В церкви было сумрачно и прохладно, как в аквариуме, и пахло свечами и антикварным магазином.

— Волнуешься? — с любопытством спросила Марину Кореянка Хо.

— Ужасно, — сказала Марина, отдала ей Иосифа и стала поправлять фату, округлым классическим жестом высоко заводя за голову руки в кружевных белых перчатках.

Она чувствовала необъяснимую гордость, как будто венчание, которое само по себе, в религиозном смысле она в грош не ставила, было исключительно ее заслугой, более того — ее собственным изобретением. Как будто она сама придумала все эти пыльные колонны и пилястры, ангелов с позолоченными крыльями, разнообразно и щедро костюмированных священников, густые, зеленовато-серые кущи за окном, Тему, маму, Антона, Кореянку Хо и самого Бога с симпатичной старомодной торжественностью выглядывающего сквозь витраж из-за алтаря. Она сама ощущала себя в этот момент создателем и единственная ее забота сейчас была осторожность — не погубить все в последнюю секунду неловким движением, не переусердствовать, дать деловитому времени, как подмастерью, самому закончить неожиданно складывающийся шедевр.

— Я тоже, — сказала Кореянка Хо и поежилась.

Иосиф сонно моргнул.

— Подожди, — сказала маринина мама, — ты все испортишь. Дай я.
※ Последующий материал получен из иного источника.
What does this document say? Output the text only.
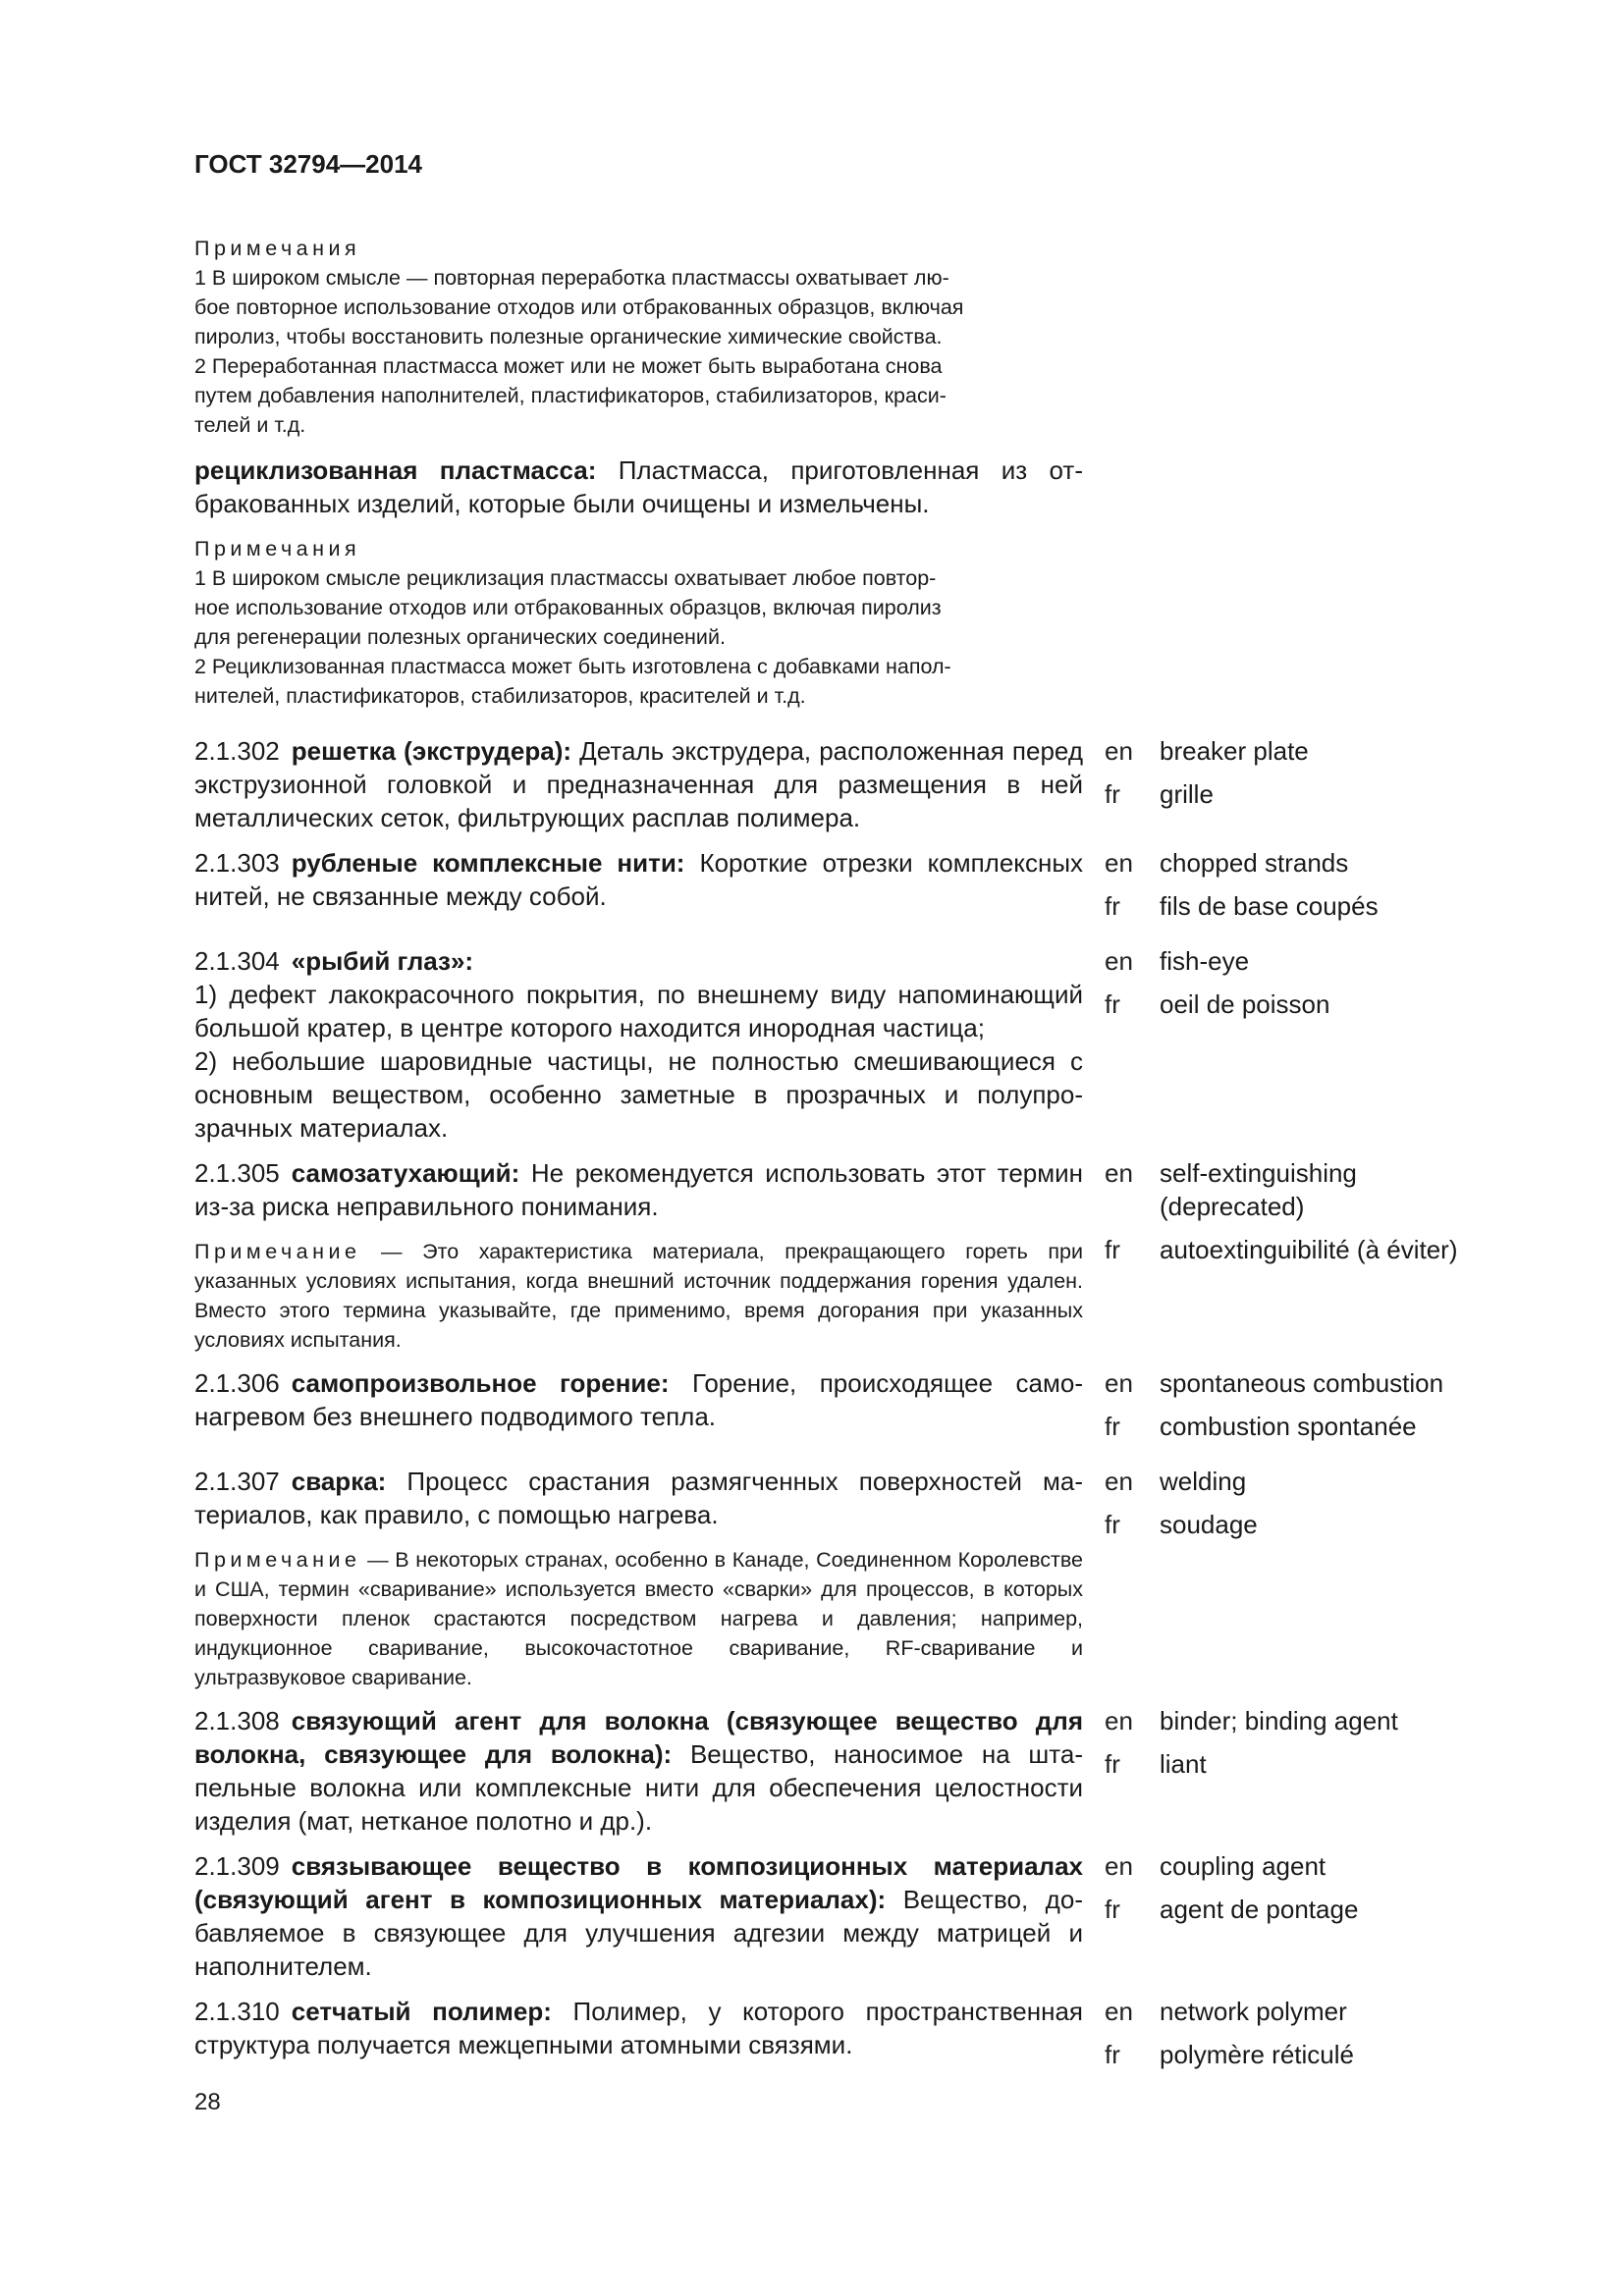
ГОСТ 32794—2014
Примечания
1 В широком смысле — повторная переработка пластмассы охватывает лю-
бое повторное использование отходов или отбракованных образцов, включая
пиролиз, чтобы восстановить полезные органические химические свойства.
2 Переработанная пластмасса может или не может быть выработана снова
путем добавления наполнителей, пластификаторов, стабилизаторов, краси-
телей и т.д.
рециклизованная пластмасса: Пластмасса, приготовленная из отбракованных изделий, которые были очищены и измельчены.
Примечания
1 В широком смысле рециклизация пластмассы охватывает любое повтор-
ное использование отходов или отбракованных образцов, включая пиролиз
для регенерации полезных органических соединений.
2 Рециклизованная пластмасса может быть изготовлена с добавками напол-
нителей, пластификаторов, стабилизаторов, красителей и т.д.

2.1.302 решетка (экструдера): Деталь экструдера, расположенная перед экструзионной головкой и предназначенная для размещения в ней металлических сеток, фильтрующих расплав полимера.

en	breaker plate
fr	grille

2.1.303 рубленые комплексные нити: Короткие отрезки комплексных нитей, не связанные между собой.

en	chopped strands
fr	fils de base coupés

2.1.304 «рыбий глаз»:

1) дефект лакокрасочного покрытия, по внешнему виду напоминающий большой кратер, в центре которого находится инородная частица;

2) небольшие шаровидные частицы, не полностью смешивающиеся с основным веществом, особенно заметные в прозрачных и полупрозрачных материалах.

en	fish-eye
fr	oeil de poisson

2.1.305 самозатухающий: Не рекомендуется использовать этот термин из-за риска неправильного понимания.

Примечание — Это характеристика материала, прекращающего гореть при указанных условиях испытания, когда внешний источник поддержания горения удален. Вместо этого термина указывайте, где применимо, время догорания при указанных условиях испытания.
en	self-extinguishing (deprecated)
fr	autoextinguibilité (à éviter)

2.1.306 самопроизвольное горение: Горение, происходящее самонагревом без внешнего подводимого тепла.

en	spontaneous combustion
fr	combustion spontanée

2.1.307 сварка: Процесс срастания размягченных поверхностей материалов, как правило, с помощью нагрева.

Примечание — В некоторых странах, особенно в Канаде, Соединенном Королевстве и США, термин «сваривание» используется вместо «сварки» для процессов, в которых поверхности пленок срастаются посредством нагрева и давления; например, индукционное сваривание, высокочастотное сваривание, RF-сваривание и ультразвуковое сваривание.
en	welding
fr	soudage

2.1.308 связующий агент для волокна (связующее вещество для волокна, связующее для волокна): Вещество, наносимое на штапельные волокна или комплексные нити для обеспечения целостности изделия (мат, нетканое полотно и др.).

en	binder; binding agent
fr	liant

2.1.309 связывающее вещество в композиционных материалах (связующий агент в композиционных материалах): Вещество, добавляемое в связующее для улучшения адгезии между матрицей и наполнителем.

en	coupling agent
fr	agent de pontage

2.1.310 сетчатый полимер: Полимер, у которого пространственная структура получается межцепными атомными связями.

en	network polymer
fr	polymère réticulé
28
Марининой маме было сорок два года, она была музыкальный редактор в нотном издательстве и бывшая, прошедшая через многочисленные литературно-художественно-музыкально-сценические попойки, алкоголичка. После длительного и успешного лечения она выглядела много старше своих лет. Лицо у нее было слегка циничное, замкнутое, и темные глаза смотрели выжидательно, без особого интереса.

— Не волнуйтесь, Ада Николаевна, — сказала Кореянка Хо.

— Ты язычник, — сурово сказала маринина мама, неодобрительно покосившись на Кореянку Хо. — Тебе все эти таинства все равно, что туристу Эрмитаж. Смотри и поражайся.

— А почему, — спросила мстительно Кореянка Хо, — у вас, у православных, в церкви никогда никого народу нет?

Маринина мама огляделась по сторонам. Две старушки, поддерживавшие одна другую выходили через яркий застекленный тамбур на паперть. Служка в черном халате выковыряла огарки свечей из дальнего кандила и тоже вышла боковой дверью в сад. Продавщица в ларьке поправляла расставленные по полкам новенькие иконы. Два приготовленных к отпеванию покойника лежали в боковом нефе на столе, как гонщики на старте, один подле другого в своих открытых целеустремленных гробах. Позади алтаря быстро прошел дьякон.

— Бывает, — сказала маринина мама, стараясь, чтобы голос звучал, по возможности, безразлично. — Рано еще. Будний день, кроме того.

Тема и Антон стояли несколько в стороне. У Темы с марининой мамой всегда были чрезвычайно сложные отношения. Она до последней секунды надеялась увидеть в церкви кого-то другого, Тема надеялся хотя бы когда-нибудь увидеть в глазах будущей тещи хотя бы тень снисходительности — на симпатию он уже давно не рассчитывал, с того момента, как Марина прочитала маме одно из его стихотворений. Ему еще предстояло знакомить ее со своими родителями, которые, воссоединившись на день по случаю венчания, как всегда опаздывали.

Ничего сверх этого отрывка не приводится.